Assim, um contexto significativo, para a vítima, é aquele que consegue protegê-la das intimidações e humilhações; e que, depois, permite desenvolver com menos tensões sua capacidade de autodefesa. Para o agressor, por sua vez, é um contexto que, de um lado, o paralisa e o revela em sua ação transgressiva e, de outro, o induz a aprender as regras básicas da vida em comum (respeito ao outro, controle dos impulsos etc.), da sociabilidade e da solidariedade.
Segundo a UNICEF, uma em cada três crianças do mundo, entre os 13 e os 15 anos, é vítima de Bullying, na escola regular e, embora aconteça em todos os níveis de ensino, a presença do fenômeno é notada com certa frequência no Ensino Médio, fase que coincide com a adolescência, onde o indivíduo se encontra em transição física, emocional e psicológica entre a infância e a fase adulta. Esta última característica justificou a minha pesquisa com alunos de primeira série de Ensino Médio, de três escolas distintas, de clientela oriunda de bairros variados, alcançando assim uma representatividade do município de Araraquara – SP, estudo esse que resultou na primeira Dissertação de Mestrado publicada, no Brasil, sobre o tema.

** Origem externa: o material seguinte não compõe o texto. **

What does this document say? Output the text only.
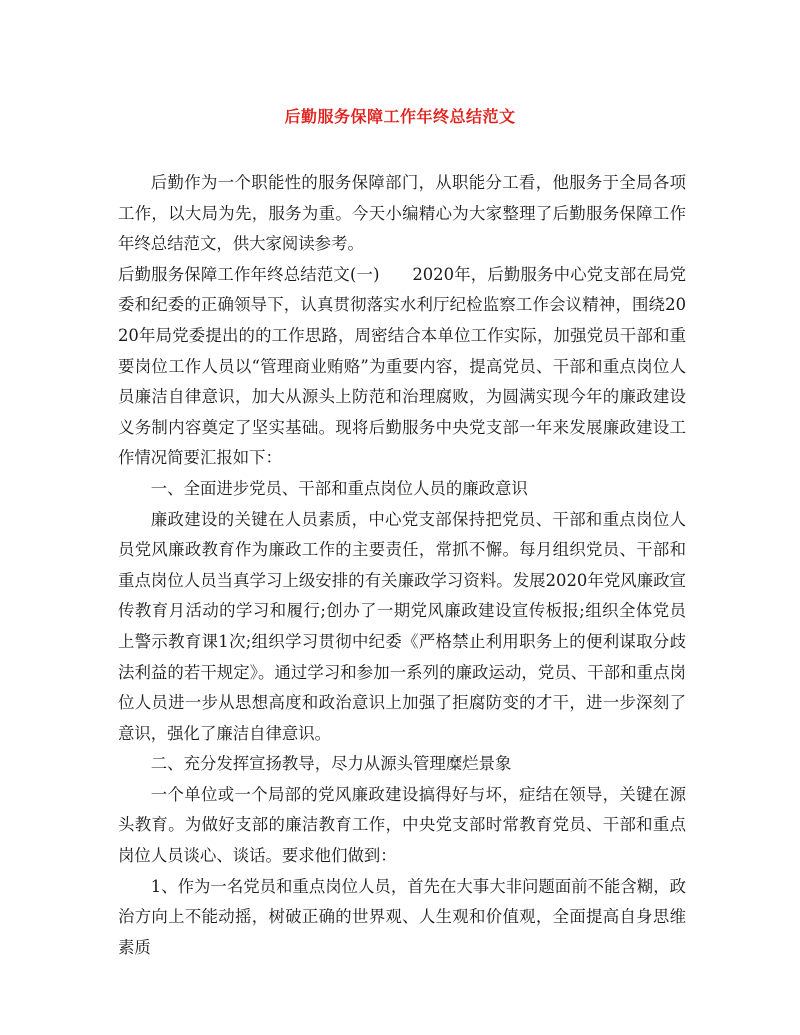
后勤服务保障工作年终总结范文

后勤作为一个职能性的服务保障部门，从职能分工看，他服务于全局各项工作，以大局为先，服务为重。今天小编精心为大家整理了后勤服务保障工作年终总结范文，供大家阅读参考。

后勤服务保障工作年终总结范文(一) 2020年，后勤服务中心党支部在局党委和纪委的正确领导下，认真贯彻落实水利厅纪检监察工作会议精神，围绕2020年局党委提出的的工作思路，周密结合本单位工作实际，加强党员干部和重要岗位工作人员以“管理商业贿赂”为重要内容，提高党员、干部和重点岗位人员廉洁自律意识，加大从源头上防范和治理腐败，为圆满实现今年的廉政建设义务制内容奠定了坚实基础。现将后勤服务中央党支部一年来发展廉政建设工作情况简要汇报如下：

一、全面进步党员、干部和重点岗位人员的廉政意识

廉政建设的关键在人员素质，中心党支部保持把党员、干部和重点岗位人员党风廉政教育作为廉政工作的主要责任，常抓不懈。每月组织党员、干部和重点岗位人员当真学习上级安排的有关廉政学习资料。发展2020年党风廉政宣传教育月活动的学习和履行;创办了一期党风廉政建设宣传板报;组织全体党员上警示教育课1次;组织学习贯彻中纪委《严格禁止利用职务上的便利谋取分歧法利益的若干规定》。通过学习和参加一系列的廉政运动，党员、干部和重点岗位人员进一步从思想高度和政治意识上加强了拒腐防变的才干，进一步深刻了意识，强化了廉洁自律意识。

二、充分发挥宣扬教导，尽力从源头管理糜烂景象

一个单位或一个局部的党风廉政建设搞得好与坏，症结在领导，关键在源头教育。为做好支部的廉洁教育工作，中央党支部时常教育党员、干部和重点岗位人员谈心、谈话。要求他们做到：

1、作为一名党员和重点岗位人员，首先在大事大非问题面前不能含糊，政治方向上不能动摇，树破正确的世界观、人生观和价值观，全面提高自身思维素质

Acredito que a solução, ou pelo menos a busca de solução, está na união de esforços entre poder público e sociedade, assumindo a existência de fenômeno em todos os lugares freqüentáveis e assim, ter a possibilidade de agir em favor dos atores sociais para que haja uma mudança real de comportamento e por consequência, a minimização, a prevenção e o combate eficaz ao Bullying.
De autoria do Vereador Elias Chediek, neste ano, foi aprovada e sancionada a Lei Municipal que institui e inclui no Calendário Oficial de Eventos do Município de Araraquara a “Semana de Conscientização, Prevenção e Combate ao Bullying” a ser comemorada anualmente na segunda semana de abril, em concordância ao dia 7 de abril que é o Dia Nacional de Combate ao Bullying.

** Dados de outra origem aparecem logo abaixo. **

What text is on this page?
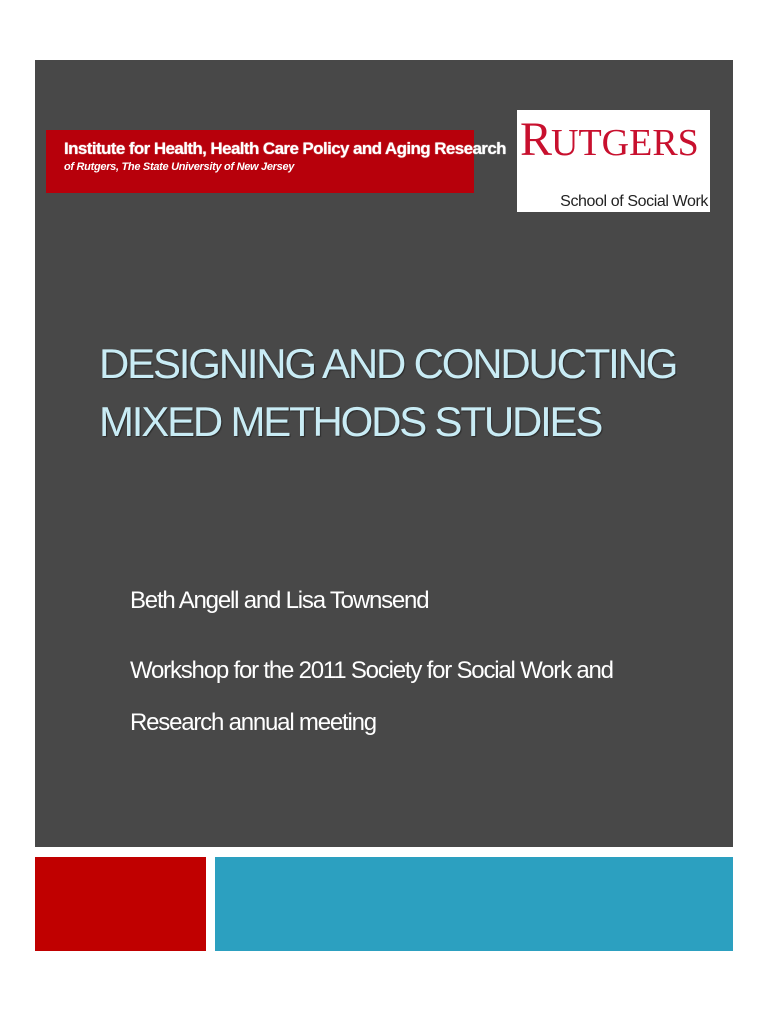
Institute for Health, Health Care Policy and Aging Research
of Rutgers, The State University of New Jersey
RUTGERS
School of Social Work
DESIGNING AND CONDUCTING
MIXED METHODS STUDIES

Beth Angell and Lisa Townsend

Workshop for the 2011 Society for Social Work and
Research annual meeting
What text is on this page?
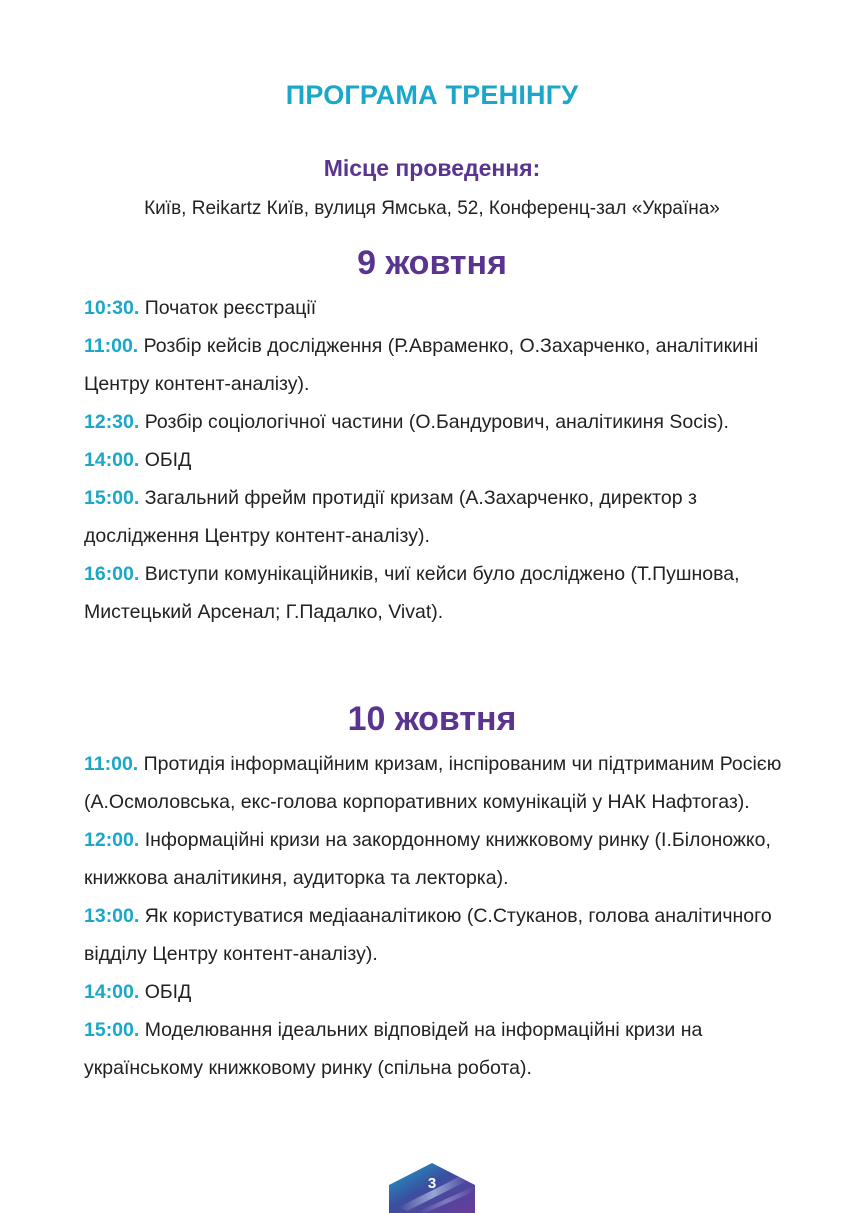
ПРОГРАМА ТРЕНІНГУ
Місце проведення:
Київ, Reikartz Київ, вулиця Ямська, 52, Конференц-зал «Україна»
9 жовтня

10:30. Початок реєстрації

11:00. Розбір кейсів дослідження (Р.Авраменко, О.Захарченко, аналітикині Центру контент-аналізу).

12:30. Розбір соціологічної частини (О.Бандурович, аналітикиня Socis).

14:00. ОБІД

15:00. Загальний фрейм протидії кризам (А.Захарченко, директор з дослідження Центру контент-аналізу).

16:00. Виступи комунікаційників, чиї кейси було досліджено (Т.Пушнова, Мистецький Арсенал; Г.Падалко, Vivat).

10 жовтня

11:00. Протидія інформаційним кризам, інспірованим чи підтриманим Росією (А.Осмоловська, екс-голова корпоративних комунікацій у НАК Нафтогаз).

12:00. Інформаційні кризи на закордонному книжковому ринку (І.Білоножко, книжкова аналітикиня, аудиторка та лекторка).

13:00. Як користуватися медіааналітикою (С.Стуканов, голова аналітичного відділу Центру контент-аналізу).

14:00. ОБІД

15:00. Моделювання ідеальних відповідей на інформаційні кризи на українському книжковому ринку (спільна робота).

3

Por fim, é urgente que tal temática seja abordada em sala de aula, pois segundo a minha pesquisa, três em cada dez alunos, percebem a presença do Bullying no espaço escolar e, conscientizá-los é o papel da escola, pois acredito que, o espaço escolar deve oferecer meios de conscientização sobre o respeito e as regras de conduta frente ao coletivo, neutralizando possíveis ações transgressivas e, ao mesmo tempo, cumprindo o que está previsto na Lei 13.185 – Programa de Combate à Violência Sistemática, vigente em todo o território nacional.

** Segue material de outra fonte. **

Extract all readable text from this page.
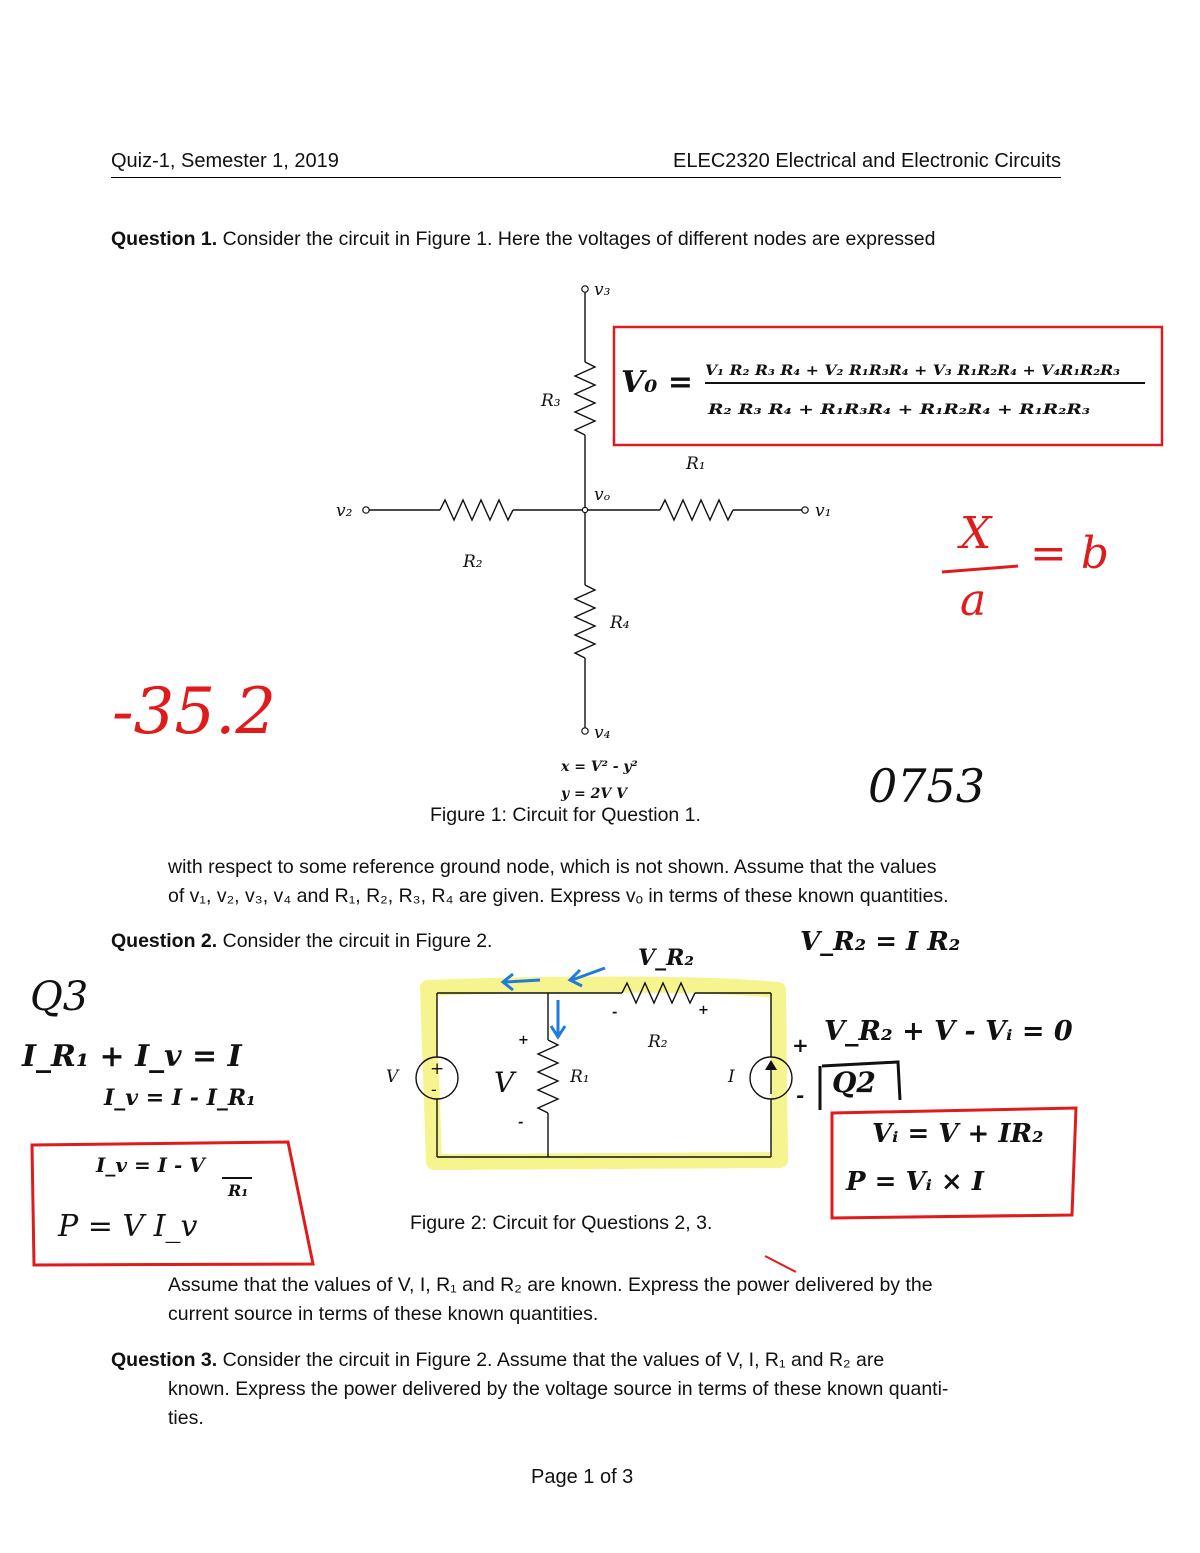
Quiz-1, Semester 1, 2019	ELEC2320 Electrical and Electronic Circuits
Question 1. Consider the circuit in Figure 1. Here the voltages of different nodes are expressed
v₃
v₂	v₁
vₒ
v₄
R₃
R₁
R₂
R₄
V₀ = V₁ R₂ R₃ R₄ + V₂ R₁R₃R₄ + V₃ R₁R₂R₄ + V₄R₁R₂R₃
R₂ R₃ R₄ + R₁R₃R₄ + R₁R₂R₄ + R₁R₂R₃
x = V² - y²
y = 2V V
-35.2
X
a
= b
0753
Figure 1: Circuit for Question 1.
with respect to some reference ground node, which is not shown. Assume that the values
of v₁, v₂, v₃, v₄ and R₁, R₂, R₃, R₄ are given. Express vₒ in terms of these known quantities.
Question 2. Consider the circuit in Figure 2.
+
-
V	I
R₁
R₂
V_R₂
V
+
-
+
-
+
-
V_R₂ = I R₂
V_R₂ + V - Vᵢ = 0
Q2
Vᵢ = V + IR₂
P = Vᵢ × I
Q3
I_R₁ + I_v = I
I_v = I - I_R₁
I_v = I - V
R₁
P = V I_v	Figure 2: Circuit for Questions 2, 3.
Assume that the values of V, I, R₁ and R₂ are known. Express the power delivered by the
current source in terms of these known quantities.
Question 3. Consider the circuit in Figure 2. Assume that the values of V, I, R₁ and R₂ are
known. Express the power delivered by the voltage source in terms of these known quanti-
ties.
Page 1 of 3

* Profª Ms. Juliana Munaretti de Oliveira Barbieri, com Mestrado em Desenvolvimento Regional e Meio Ambiente (2007), Licenciatura Plena em Geografia (1998) e graduanda em Direito (2017), é professora efetiva no Governo do Estado de São Paulo e no Ceeteps – Centro Estadual de Educação Tecnológica Paula Souza. Ministra palestras e oferece treinamento sobre os temas: Bullying e Mobbing, pois é de sua autoria a primeira Dissertação de Mestrado publicada, no Brasil, sobre o tema, intitulada por Indícios de casos de Bullying no Ensino Médio de Araraquara-SP. Autora do Projeto Desvendando e Prevenindo Bullying, aplicado em Instituições de Ensino Públicas e Privadas, desde 2005. Atua de forma independente como editora, autora e co-autora de livros, artigos e textos que abordam os temas: Bullying, Mobbing, Violência Sistemática, Assédio Moral e o que é previsto na legislação vigente, no Brasil.